In his blog, he wrote, “When I was first accused of being ‘anti-national’ on social media, I was angry. Now, a few years later, the current coarse political discourse, where desh bhakti certificates are being liberally distributed, tempts me to scream: garv se kaho hum desh-drohi hai (proud to be ‘anti-national’).”
“Yes, I am anti-national because while I am discomfited by the slogan shouting at JNU in support of Parliament terror convict Afzal Guru , I do not see it as an act of sedition.

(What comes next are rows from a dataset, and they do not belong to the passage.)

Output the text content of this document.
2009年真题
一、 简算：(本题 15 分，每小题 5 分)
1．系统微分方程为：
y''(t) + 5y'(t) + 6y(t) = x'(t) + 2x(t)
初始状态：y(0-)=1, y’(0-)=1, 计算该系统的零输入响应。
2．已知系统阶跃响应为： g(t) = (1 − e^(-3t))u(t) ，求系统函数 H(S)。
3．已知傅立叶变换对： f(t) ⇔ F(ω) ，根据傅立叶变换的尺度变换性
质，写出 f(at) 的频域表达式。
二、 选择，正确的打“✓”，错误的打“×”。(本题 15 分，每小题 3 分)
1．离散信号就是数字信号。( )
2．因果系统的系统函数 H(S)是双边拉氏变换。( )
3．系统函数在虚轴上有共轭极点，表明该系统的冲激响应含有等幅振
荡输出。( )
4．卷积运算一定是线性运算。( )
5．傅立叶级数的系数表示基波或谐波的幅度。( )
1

The sketchy video evidence made available shows the ‘students’ (we still don’t know if all of them were, indeed, students) shouting slogans like ‘Bharat kee barbaadi’, and hailing Afzal’s ‘martyrdom’.”

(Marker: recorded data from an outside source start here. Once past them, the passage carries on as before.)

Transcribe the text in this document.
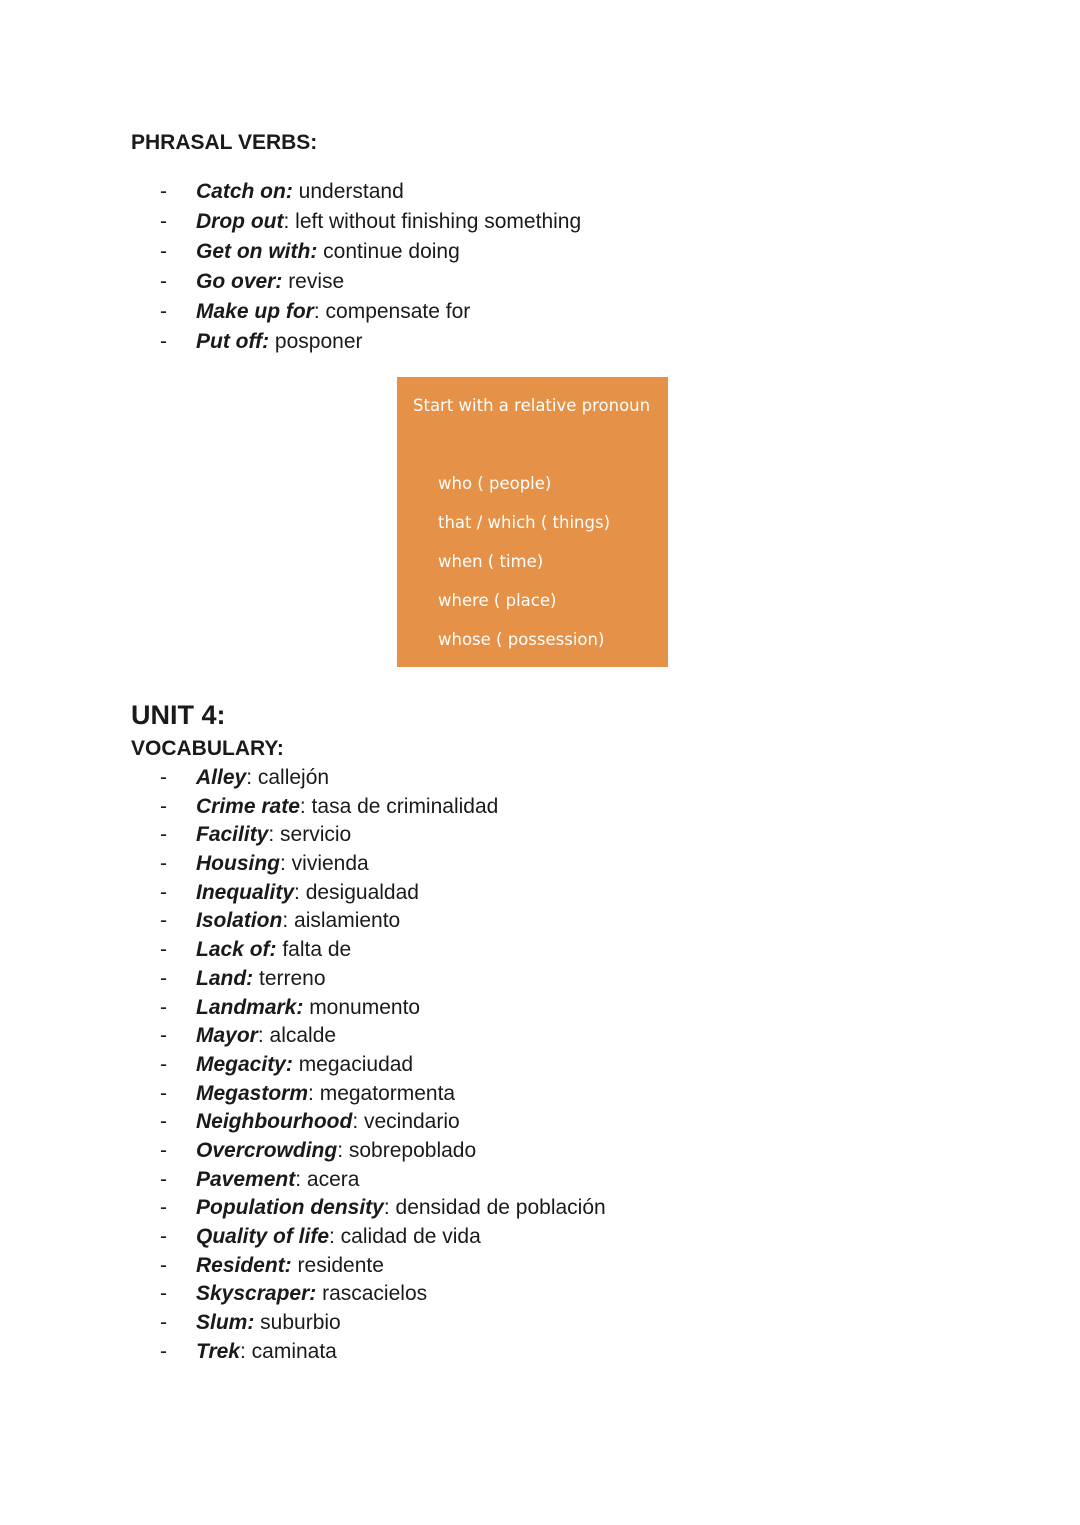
PHRASAL VERBS:
- Catch on: understand
- Drop out: left without finishing something
- Get on with: continue doing
- Go over: revise
- Make up for: compensate for
- Put off: posponer
Start with a relative pronoun
who ( people)
that / which ( things)
when ( time)
where ( place)
whose ( possession)
UNIT 4:
VOCABULARY:
- Alley: callejón
- Crime rate: tasa de criminalidad
- Facility: servicio
- Housing: vivienda
- Inequality: desigualdad
- Isolation: aislamiento
- Lack of: falta de
- Land: terreno
- Landmark: monumento
- Mayor: alcalde
- Megacity: megaciudad
- Megastorm: megatormenta
- Neighbourhood: vecindario
- Overcrowding: sobrepoblado
- Pavement: acera
- Population density: densidad de población
- Quality of life: calidad de vida
- Resident: residente
- Skyscraper: rascacielos
- Slum: suburbio
- Trek: caminata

“Would we then by extension also suggest that the Hindu Mahasabha, which even today glorifies Nathuram Godse every January 30, even as the rest of India mourns the Mahatma, is an anti-national organisation? Should BJP MP Sakshi Maharaj’s defence of Godse be seen as an anti-national act or not, or will definitions of nationalism be shaped by the convenience of power politics?”
“Yes, I am anti-national because while I am a proud Hindu who wakes up to the Gayatri mantra, I also like a well done beef steak, which, according to BJP minister Mukhtar Naqvi, is a treasonous act, enough to pack me off to Pakistan. I celebrate the rich diversity of my country through food: Korma on Eid, pork sorpotel with my Catholic neighbours in Goa during Christmas and shrikhand during Diwali is my preferred diet. The right to food of my choice is again a freedom which I cherish and am unwilling to cede.”